The current consensus is that 2007 has come close to being another 1999 — an exceptionally rich and bountiful year in terms of sheer quality. The likelihood, however, is that the Best Picture elimination process that prevailed eight years ago will happen again this year — most of the truly great ones ignored, two or three good ones championed, and a couple of mediocrities working their way into the fold.
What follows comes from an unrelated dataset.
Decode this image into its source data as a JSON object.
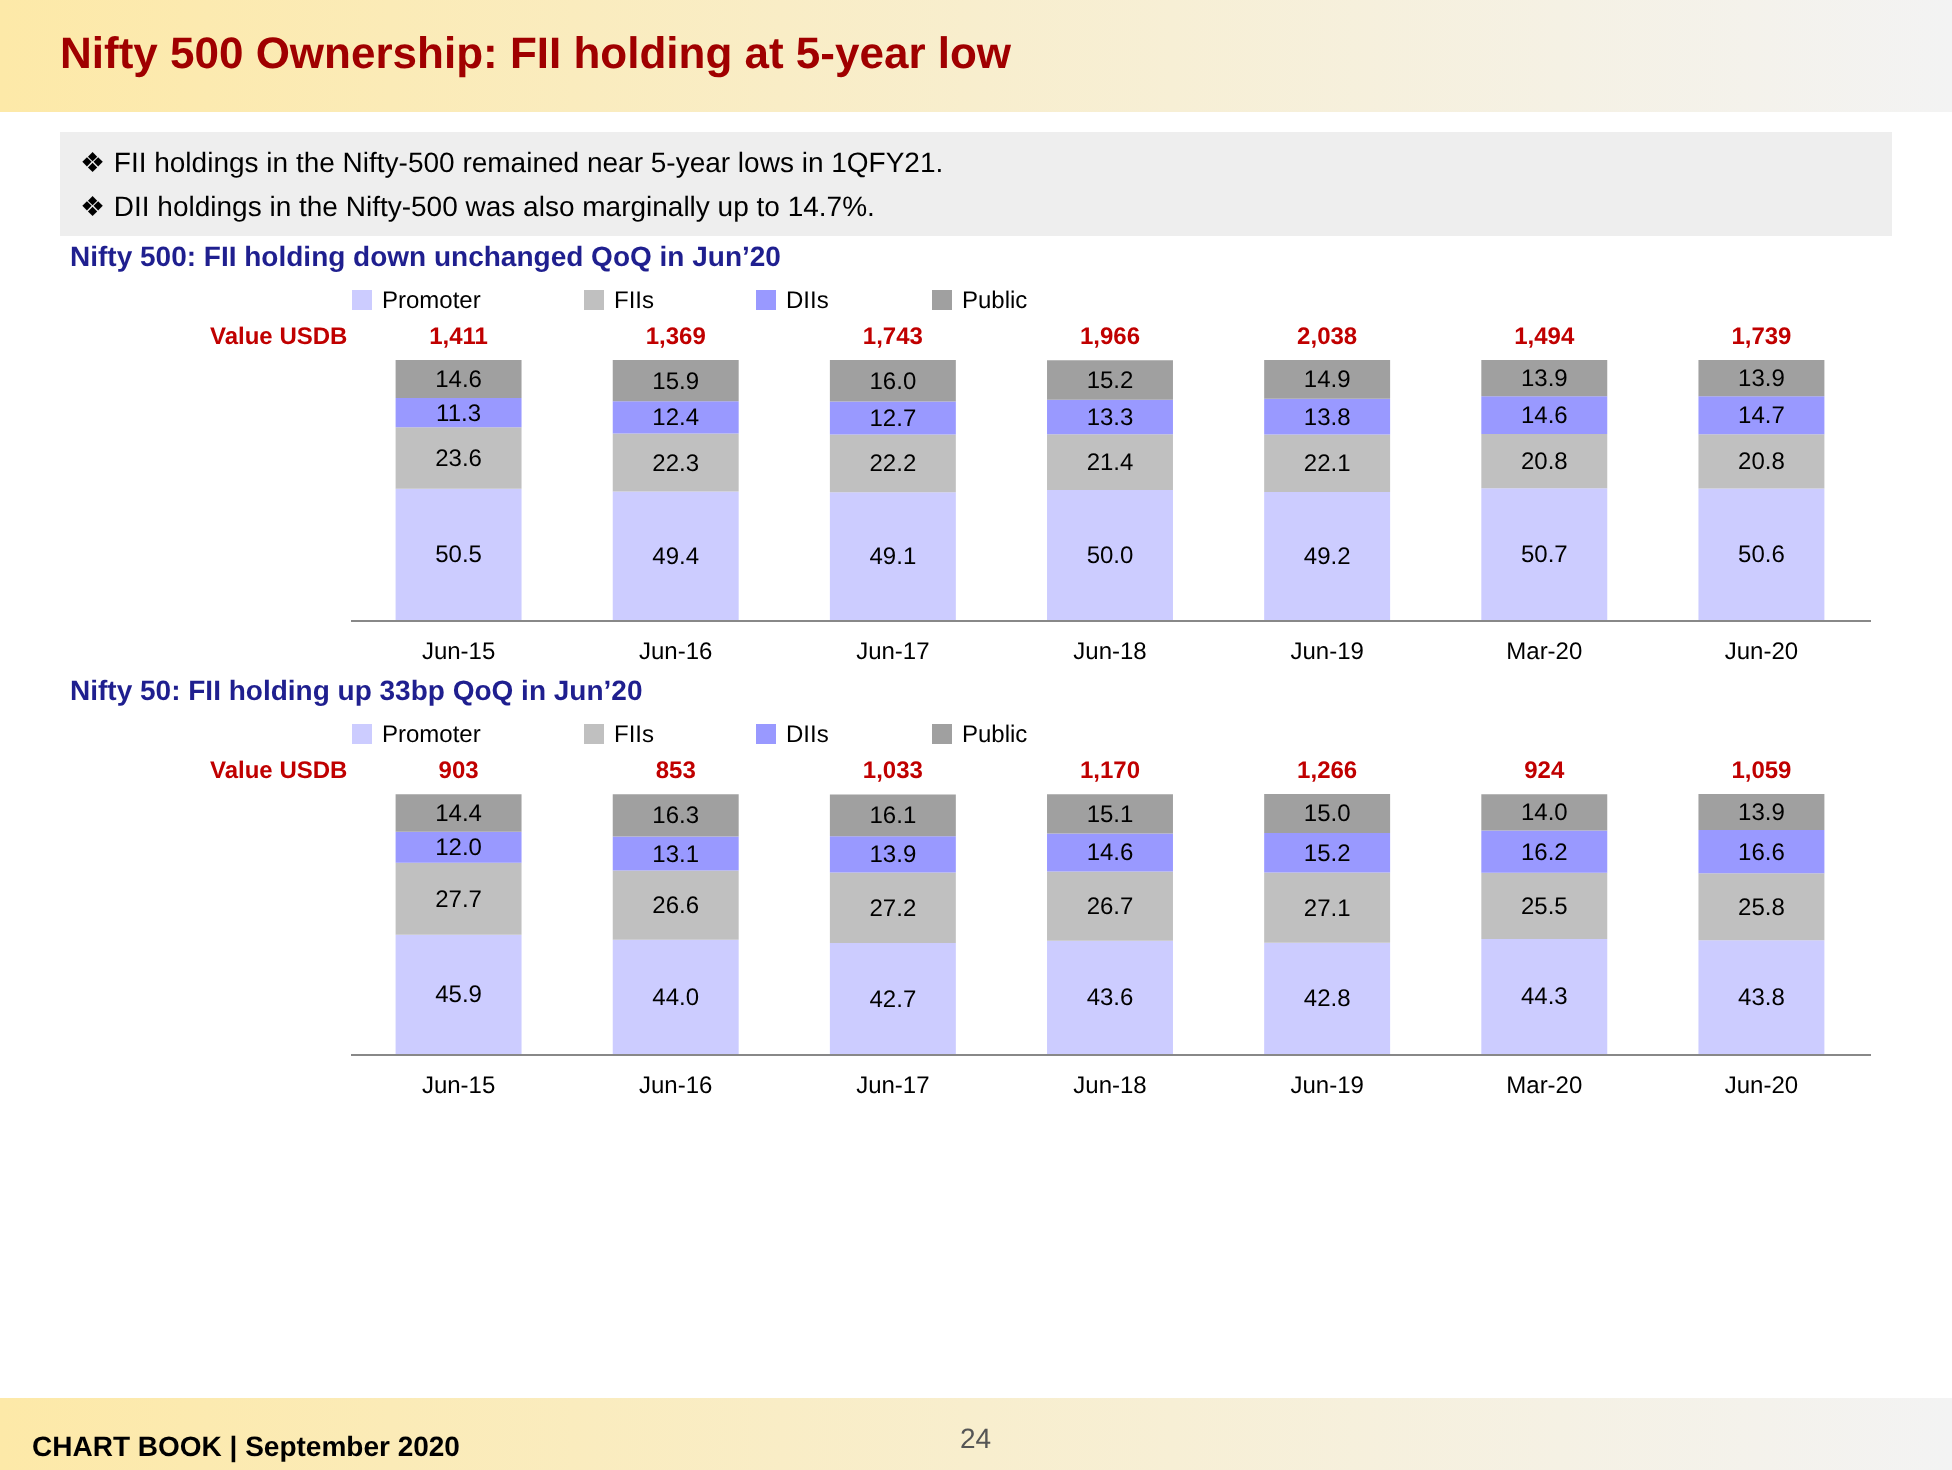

The best ’99 films were Election, The Matrix, Fight Club, American Beauty, The Limey, The Sixth Sense, Magnolia, The Straight Story, The Cradle Will Rock, Run Lola Run, Any Given Sunday, The Hurricane, Three Kings, The Insider, Being John Malkovich, The Thin Red Line, Eyes Wide Shut, The Blair Witch Project, October Sky, Open Your Eyes and The Lovers on the Bridge — one of the all-time great cavalcades.
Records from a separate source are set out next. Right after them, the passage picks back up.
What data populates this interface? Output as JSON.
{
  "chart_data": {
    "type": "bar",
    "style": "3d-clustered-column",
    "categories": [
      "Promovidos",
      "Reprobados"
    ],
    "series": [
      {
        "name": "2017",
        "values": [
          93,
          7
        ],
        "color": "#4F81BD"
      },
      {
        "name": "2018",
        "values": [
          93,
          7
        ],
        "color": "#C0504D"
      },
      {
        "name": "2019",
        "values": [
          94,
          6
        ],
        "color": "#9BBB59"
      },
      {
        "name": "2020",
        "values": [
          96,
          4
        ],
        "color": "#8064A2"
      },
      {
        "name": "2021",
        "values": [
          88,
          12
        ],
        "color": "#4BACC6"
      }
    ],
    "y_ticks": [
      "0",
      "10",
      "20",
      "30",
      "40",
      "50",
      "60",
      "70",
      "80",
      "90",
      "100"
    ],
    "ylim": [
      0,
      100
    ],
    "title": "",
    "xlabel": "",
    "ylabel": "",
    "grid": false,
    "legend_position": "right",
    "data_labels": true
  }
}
Out of this lot three were Best Picture nominees — American Beauty (which won), The Sixth Sense and The Insider. The other two were The Cider House Rules (pushed into Best Picture status by the legendary Harvey Weinstein promotion machine) and Frank Darabont‘s thoroughly detestable electric-chair drama The Green Mile — a movie I will never, ever see again.
This year we’ve had American Gangster, Before The Devil Knows You’re Dead, No Country for Old Men, Once, There Will Be Blood, Things We Lost in the Fire, Zodiac, The Assassination of Jesse James by the Coward Robert Ford, Atonement, I’m Not There, The Bourne Ultimatum, Control, In The Valley of Elah, Ratatouille, Charlie Wilson’s War and Sweeney Todd. Not as many top-grade releases as we had in ’99, but some kind of banner year.
I don’t want to think too strenuously about the likely ’07 Best Picture nominees (there are some who actually want to see Enchantment among the five), but I wouldn’t be surprised if the ’99 strategem repeats itself.